Añadió que el primer ministro Benjamín Netanyahu solo negocia consigo mismo y que el actual gobierno libanés carece de legitimidad constitucional y de los medios para hacer cumplir estos acuerdos.
Dirigiéndose directamente a Netanyahu, le advirtió que no se apresurara a celebrar ni a dar noticias prematuras al público israelí.
Fadlallah también desmintió los informes que afirmaban que la postura del Líbano en las negociaciones directas se había redactado durante reuniones entre él y oficiales de las Fuerzas Armadas Libanesas. Añadió que el gobierno libanés le había hecho un regalo al enemigo israelí que no tendría ningún impacto sobre el terreno.

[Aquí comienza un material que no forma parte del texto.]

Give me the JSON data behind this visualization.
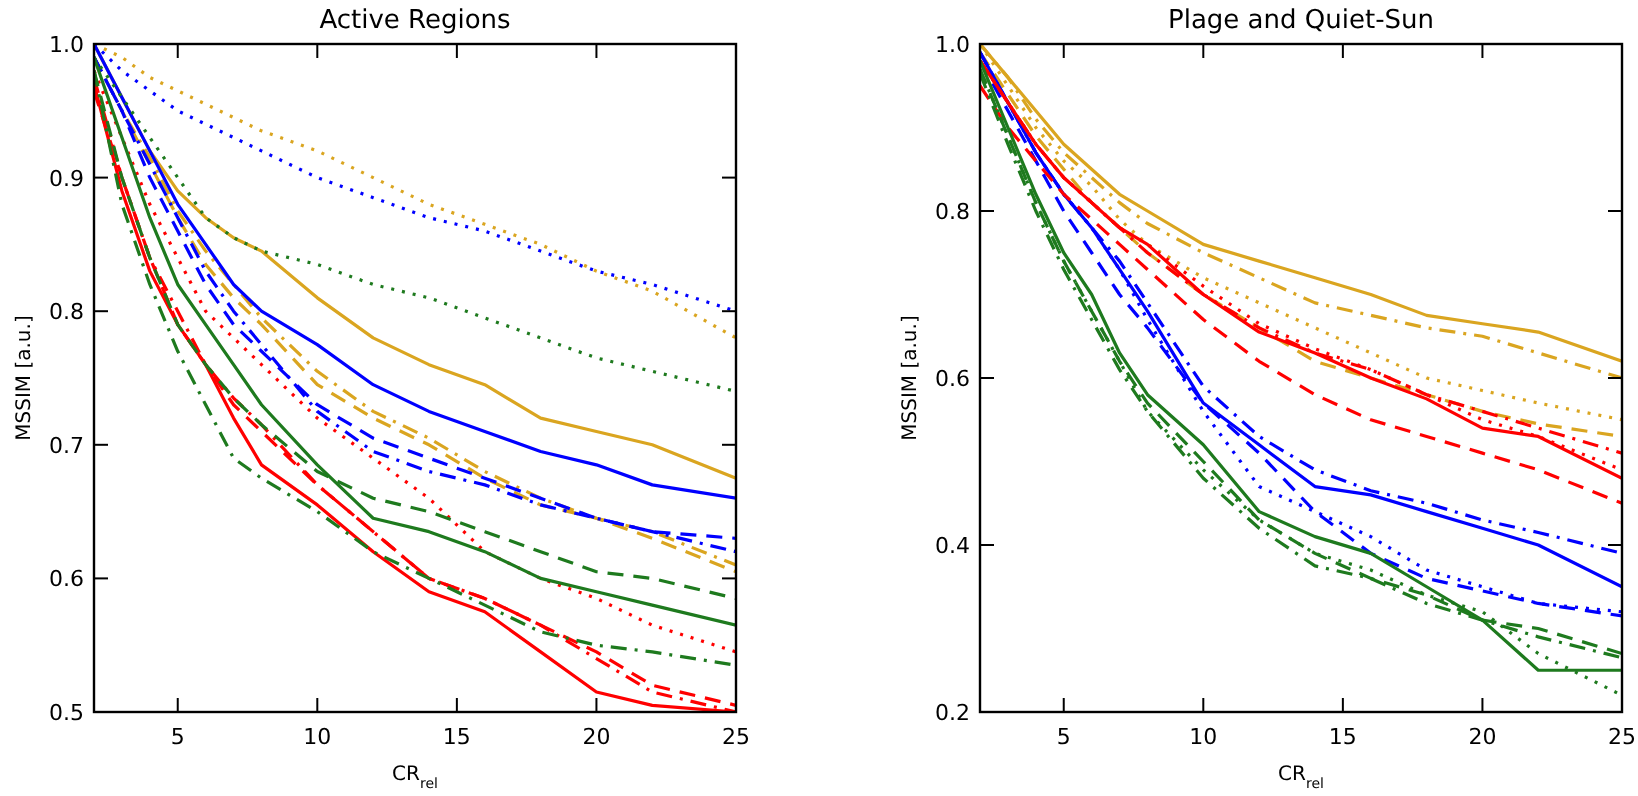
{
  "chart_data": [
    {
      "type": "line",
      "title": "Active Regions",
      "xlabel": "CR$_{rel}$",
      "ylabel": "MSSIM [a.u.]",
      "xlim": [
        2,
        25
      ],
      "xticks": [
        5,
        10,
        15,
        20,
        25
      ],
      "ylim": [
        0.5,
        1.0
      ],
      "yticks": [
        {
          "value": 0.5,
          "label": "0.5"
        },
        {
          "value": 0.6,
          "label": "0.6"
        },
        {
          "value": 0.7,
          "label": "0.7"
        },
        {
          "value": 0.8,
          "label": "0.8"
        },
        {
          "value": 0.9,
          "label": "0.9"
        },
        {
          "value": 1.0,
          "label": "1.0"
        }
      ],
      "grid": false,
      "marker": "none",
      "x": [
        2,
        3,
        4,
        5,
        6,
        7,
        8,
        10,
        12,
        14,
        16,
        18,
        20,
        22,
        25
      ],
      "series": [
        {
          "color": "#daa520",
          "line_style": "solid",
          "values": [
            1.0,
            0.96,
            0.92,
            0.89,
            0.87,
            0.855,
            0.845,
            0.81,
            0.78,
            0.76,
            0.745,
            0.72,
            0.71,
            0.7,
            0.675
          ]
        },
        {
          "color": "#daa520",
          "line_style": "dotted",
          "values": [
            1.0,
            0.99,
            0.975,
            0.965,
            0.955,
            0.945,
            0.935,
            0.92,
            0.9,
            0.88,
            0.865,
            0.85,
            0.83,
            0.815,
            0.78
          ]
        },
        {
          "color": "#daa520",
          "line_style": "dashed",
          "values": [
            0.99,
            0.95,
            0.91,
            0.87,
            0.835,
            0.81,
            0.79,
            0.745,
            0.72,
            0.7,
            0.675,
            0.655,
            0.645,
            0.63,
            0.605
          ]
        },
        {
          "color": "#daa520",
          "line_style": "dashdot",
          "values": [
            0.99,
            0.95,
            0.915,
            0.875,
            0.845,
            0.82,
            0.795,
            0.755,
            0.725,
            0.705,
            0.68,
            0.66,
            0.645,
            0.635,
            0.61
          ]
        },
        {
          "color": "#0000ff",
          "line_style": "solid",
          "values": [
            1.0,
            0.96,
            0.92,
            0.88,
            0.85,
            0.82,
            0.8,
            0.775,
            0.745,
            0.725,
            0.71,
            0.695,
            0.685,
            0.67,
            0.66
          ]
        },
        {
          "color": "#0000ff",
          "line_style": "dotted",
          "values": [
            1.0,
            0.98,
            0.965,
            0.95,
            0.94,
            0.93,
            0.92,
            0.9,
            0.885,
            0.87,
            0.86,
            0.845,
            0.83,
            0.82,
            0.8
          ]
        },
        {
          "color": "#0000ff",
          "line_style": "dashed",
          "values": [
            0.99,
            0.95,
            0.9,
            0.86,
            0.82,
            0.79,
            0.77,
            0.73,
            0.705,
            0.69,
            0.675,
            0.66,
            0.645,
            0.635,
            0.63
          ]
        },
        {
          "color": "#0000ff",
          "line_style": "dashdot",
          "values": [
            0.99,
            0.95,
            0.91,
            0.87,
            0.83,
            0.8,
            0.775,
            0.725,
            0.695,
            0.68,
            0.67,
            0.655,
            0.645,
            0.635,
            0.62
          ]
        },
        {
          "color": "#ff0000",
          "line_style": "solid",
          "values": [
            0.97,
            0.89,
            0.83,
            0.79,
            0.76,
            0.72,
            0.685,
            0.655,
            0.62,
            0.59,
            0.575,
            0.545,
            0.515,
            0.505,
            0.5
          ]
        },
        {
          "color": "#ff0000",
          "line_style": "dotted",
          "values": [
            0.98,
            0.93,
            0.88,
            0.84,
            0.8,
            0.78,
            0.76,
            0.72,
            0.69,
            0.66,
            0.62,
            0.6,
            0.585,
            0.565,
            0.545
          ]
        },
        {
          "color": "#ff0000",
          "line_style": "dashed",
          "values": [
            0.965,
            0.9,
            0.84,
            0.79,
            0.76,
            0.73,
            0.71,
            0.67,
            0.635,
            0.6,
            0.585,
            0.565,
            0.545,
            0.52,
            0.505
          ]
        },
        {
          "color": "#ff0000",
          "line_style": "dashdot",
          "values": [
            0.975,
            0.9,
            0.84,
            0.8,
            0.76,
            0.735,
            0.715,
            0.67,
            0.635,
            0.6,
            0.585,
            0.565,
            0.54,
            0.515,
            0.5
          ]
        },
        {
          "color": "#1e7a1e",
          "line_style": "solid",
          "values": [
            0.99,
            0.93,
            0.87,
            0.82,
            0.79,
            0.76,
            0.73,
            0.685,
            0.645,
            0.635,
            0.62,
            0.6,
            0.59,
            0.58,
            0.565
          ]
        },
        {
          "color": "#1e7a1e",
          "line_style": "dotted",
          "values": [
            0.99,
            0.96,
            0.93,
            0.9,
            0.87,
            0.855,
            0.845,
            0.835,
            0.82,
            0.81,
            0.795,
            0.78,
            0.765,
            0.755,
            0.74
          ]
        },
        {
          "color": "#1e7a1e",
          "line_style": "dashed",
          "values": [
            0.98,
            0.9,
            0.84,
            0.79,
            0.76,
            0.735,
            0.715,
            0.68,
            0.66,
            0.65,
            0.635,
            0.62,
            0.605,
            0.6,
            0.585
          ]
        },
        {
          "color": "#1e7a1e",
          "line_style": "dashdot",
          "values": [
            0.98,
            0.88,
            0.82,
            0.77,
            0.73,
            0.69,
            0.675,
            0.65,
            0.62,
            0.6,
            0.58,
            0.56,
            0.55,
            0.545,
            0.535
          ]
        }
      ]
    },
    {
      "type": "line",
      "title": "Plage and Quiet-Sun",
      "xlabel": "CR$_{rel}$",
      "ylabel": "MSSIM [a.u.]",
      "xlim": [
        2,
        25
      ],
      "xticks": [
        5,
        10,
        15,
        20,
        25
      ],
      "ylim": [
        0.2,
        1.0
      ],
      "yticks": [
        {
          "value": 0.2,
          "label": "0.2"
        },
        {
          "value": 0.4,
          "label": "0.4"
        },
        {
          "value": 0.6,
          "label": "0.6"
        },
        {
          "value": 0.8,
          "label": "0.8"
        },
        {
          "value": 1.0,
          "label": "1.0"
        }
      ],
      "grid": false,
      "marker": "none",
      "x": [
        2,
        3,
        4,
        5,
        6,
        7,
        8,
        10,
        12,
        14,
        16,
        18,
        20,
        22,
        25
      ],
      "series": [
        {
          "color": "#daa520",
          "line_style": "solid",
          "values": [
            1.0,
            0.96,
            0.92,
            0.88,
            0.85,
            0.82,
            0.8,
            0.76,
            0.74,
            0.72,
            0.7,
            0.675,
            0.665,
            0.655,
            0.62
          ]
        },
        {
          "color": "#daa520",
          "line_style": "dotted",
          "values": [
            1.0,
            0.95,
            0.9,
            0.86,
            0.83,
            0.79,
            0.76,
            0.72,
            0.69,
            0.66,
            0.63,
            0.6,
            0.585,
            0.57,
            0.55
          ]
        },
        {
          "color": "#daa520",
          "line_style": "dashed",
          "values": [
            0.99,
            0.94,
            0.89,
            0.85,
            0.81,
            0.78,
            0.75,
            0.7,
            0.66,
            0.62,
            0.6,
            0.58,
            0.56,
            0.545,
            0.53
          ]
        },
        {
          "color": "#daa520",
          "line_style": "dashdot",
          "values": [
            1.0,
            0.96,
            0.91,
            0.87,
            0.84,
            0.81,
            0.785,
            0.75,
            0.72,
            0.69,
            0.675,
            0.66,
            0.65,
            0.63,
            0.6
          ]
        },
        {
          "color": "#0000ff",
          "line_style": "solid",
          "values": [
            0.99,
            0.93,
            0.87,
            0.82,
            0.78,
            0.73,
            0.68,
            0.57,
            0.52,
            0.47,
            0.46,
            0.44,
            0.42,
            0.4,
            0.35
          ]
        },
        {
          "color": "#0000ff",
          "line_style": "dotted",
          "values": [
            0.99,
            0.93,
            0.87,
            0.82,
            0.78,
            0.73,
            0.67,
            0.56,
            0.47,
            0.44,
            0.41,
            0.37,
            0.35,
            0.33,
            0.32
          ]
        },
        {
          "color": "#0000ff",
          "line_style": "dashed",
          "values": [
            0.98,
            0.92,
            0.86,
            0.8,
            0.75,
            0.7,
            0.66,
            0.57,
            0.51,
            0.44,
            0.39,
            0.36,
            0.345,
            0.33,
            0.315
          ]
        },
        {
          "color": "#0000ff",
          "line_style": "dashdot",
          "values": [
            0.99,
            0.93,
            0.87,
            0.82,
            0.78,
            0.74,
            0.69,
            0.59,
            0.53,
            0.49,
            0.465,
            0.45,
            0.43,
            0.415,
            0.39
          ]
        },
        {
          "color": "#ff0000",
          "line_style": "solid",
          "values": [
            0.98,
            0.93,
            0.88,
            0.84,
            0.81,
            0.78,
            0.76,
            0.7,
            0.655,
            0.63,
            0.6,
            0.575,
            0.54,
            0.53,
            0.48
          ]
        },
        {
          "color": "#ff0000",
          "line_style": "dotted",
          "values": [
            0.98,
            0.93,
            0.88,
            0.84,
            0.81,
            0.78,
            0.76,
            0.71,
            0.665,
            0.635,
            0.61,
            0.58,
            0.55,
            0.53,
            0.49
          ]
        },
        {
          "color": "#ff0000",
          "line_style": "dashed",
          "values": [
            0.95,
            0.9,
            0.86,
            0.82,
            0.79,
            0.76,
            0.73,
            0.67,
            0.62,
            0.58,
            0.55,
            0.53,
            0.51,
            0.49,
            0.45
          ]
        },
        {
          "color": "#ff0000",
          "line_style": "dashdot",
          "values": [
            0.98,
            0.93,
            0.88,
            0.84,
            0.81,
            0.78,
            0.75,
            0.7,
            0.66,
            0.63,
            0.61,
            0.58,
            0.56,
            0.54,
            0.51
          ]
        },
        {
          "color": "#1e7a1e",
          "line_style": "solid",
          "values": [
            0.98,
            0.9,
            0.82,
            0.75,
            0.7,
            0.63,
            0.58,
            0.52,
            0.44,
            0.41,
            0.39,
            0.35,
            0.31,
            0.25,
            0.25
          ]
        },
        {
          "color": "#1e7a1e",
          "line_style": "dotted",
          "values": [
            0.97,
            0.89,
            0.81,
            0.74,
            0.68,
            0.62,
            0.56,
            0.49,
            0.43,
            0.39,
            0.37,
            0.34,
            0.32,
            0.27,
            0.22
          ]
        },
        {
          "color": "#1e7a1e",
          "line_style": "dashed",
          "values": [
            0.97,
            0.89,
            0.81,
            0.74,
            0.68,
            0.62,
            0.57,
            0.5,
            0.43,
            0.39,
            0.36,
            0.34,
            0.31,
            0.3,
            0.27
          ]
        },
        {
          "color": "#1e7a1e",
          "line_style": "dashdot",
          "values": [
            0.965,
            0.88,
            0.8,
            0.73,
            0.67,
            0.61,
            0.56,
            0.48,
            0.42,
            0.375,
            0.36,
            0.33,
            0.31,
            0.29,
            0.265
          ]
        }
      ]
    }
  ]
}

“Cualquier movimiento que haga el gobierno, lo bloquearemos y nos aferraremos aún más a nuestra resistencia y a nuestras armas”, aclaró el legislador de Hezbolá.
Fadlallah concluyó afirmando: “Nuestra resistencia es firme y no permitiremos que el gobierno cumpla sus compromisos sobre el terreno”.
El acuerdo firmado el viernes describe las condiciones para modificar la situación de seguridad en la frontera norte, con el objetivo principal para ambas partes de eliminar por completo la influencia iraní del Líbano.
El acuerdo estipula que Israel permanecerá dentro de la zona de la Línea Amarilla hasta que la organización terrorista Hezbolá esté completamente desarmada y hasta que se demuestre que el Líbano puede asumir la plena soberanía y responsabilidad sobre su propio territorio.
Se espera que el acuerdo incluya un programa piloto que contempla la retirada de las FDI de un sector limitado que actualmente controlan en el sur del Líbano, y el despliegue de las Fuerzas Armadas Libanesas para reemplazar a los soldados israelíes.
El primer ministro Benjamín Netanyahu celebró el acuerdo en una declaración en video.
«El punto más crucial es que, ante todo, Israel permanece en la zona de seguridad del sur del Líbano. Este es un logro significativo, y mantendremos esta presencia mientras Hezbolá no se desarme y mientras represente una amenaza para el Estado de Israel», afirmó.
Sobre el impacto del acuerdo en Irán, el Primer Ministro explicó: «Esto también supone un duro golpe para Irán. Irán está intentando forzarnos a una retirada unilateral del sur del Líbano. En efecto, Israel, el Líbano y Estados Unidos les están diciendo: esto no les incumbe. No tienen ningún papel en el Líbano, ni ustedes, ni Hezbolá, ni ninguna otra organización terrorista».